Renzi ribadisce che si sarebbe dovuta spiegare meglio la riforma, ma allo stesso tempo mostra soddisfazione per la discussione in corso: “Ho ricevuto 7417 lettere in due giorni da professori: la mia impressione è che ascoltando ci sia un diverso atteggiamento da parte delle persone. Io dico per primo che dovevamo spiegarla meglio la riforma, discutere meglio, ma è un fatto positivo che si possa discutere sulla scuola, prima non ne parlava mai nessuno”

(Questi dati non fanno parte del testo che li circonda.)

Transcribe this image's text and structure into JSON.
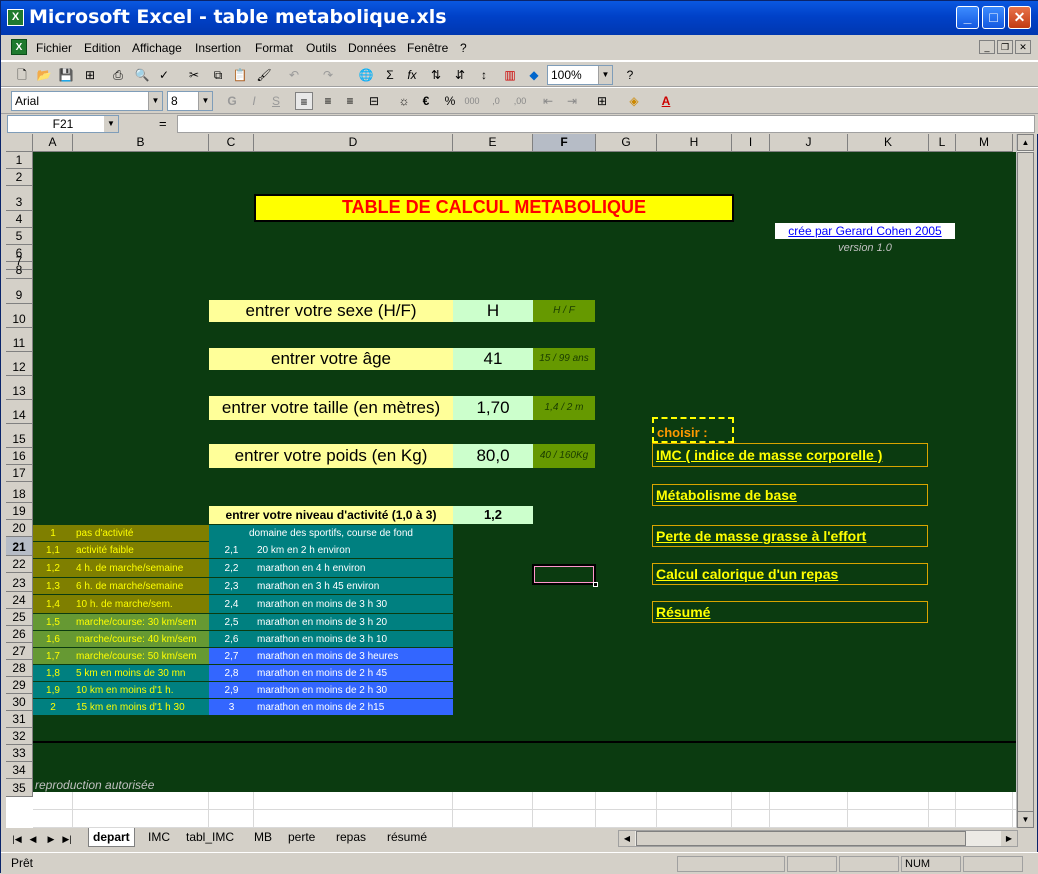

Per il presidente del Consiglio, fare subito le assunzioni stralciandole dal ddl scuola “è impossibile. Assumiamo con un modello di scuola diverso: non esiste che dal ddl prendo le assunzioni e non cambio il modello scuola, perchè” diventerebbe “un grande ammortizzatore sociale” per gli insegnanti precari. “Ci saranno centosessantamila assunzioni tra questo e il prossimo anno: una cifra enorme. Per gli altri precari non ci può essere altra procedura che quella concorsuale. Prendo un impegno per il futuro: si entrerà solo per concorso”.
A proposito del’eventuale sciopero degli scrutini, Renzi giudica la precettazione “un tema abbastanza prematuro: è una questione tecnica, se ne parla più in là. Credo che la stragrande maggioranza degli insegnanti siano persone serie, perbene che non mettono a rischio i propri ragazzi e il lavoro di un anno con il blocco degli scrutini”.
Rispondendo agli ascoltatori a proposito delle pensioni, ha assicurato: “Non tocchiamo i soldi dei pensionati. Il governo non metterà le mani nelle tasche degli italiani, non toglieremo niente a nessuno. Il governo Monti ha bloccato l’indicizzazione delle pensioni, questo blocco è stato giudicato incostituzionale: ormai ci troviamo sempre a risolvere i problemi provocati da altri. Restituiremo una parte di questi soldi. Stiamo studiando come fare a rispettare la sentenza e contemporaneamente l’esigenza di bilancio sapendo che questi soldi purtroppo non andranno ai pensionati che prendono 700 euro al mese”.
A proposito delle prossime elezioni amministrative, Matteo Renzi ha ribadito che “Il Pd non ha candidati impresentabili alle regionali, anche in Campania. Ci sono alcune liste con candidati impresentabili, che avrei francamente evitato di mettere. Ma sul Pd sono pronto alla prova del nove e allo scanner”.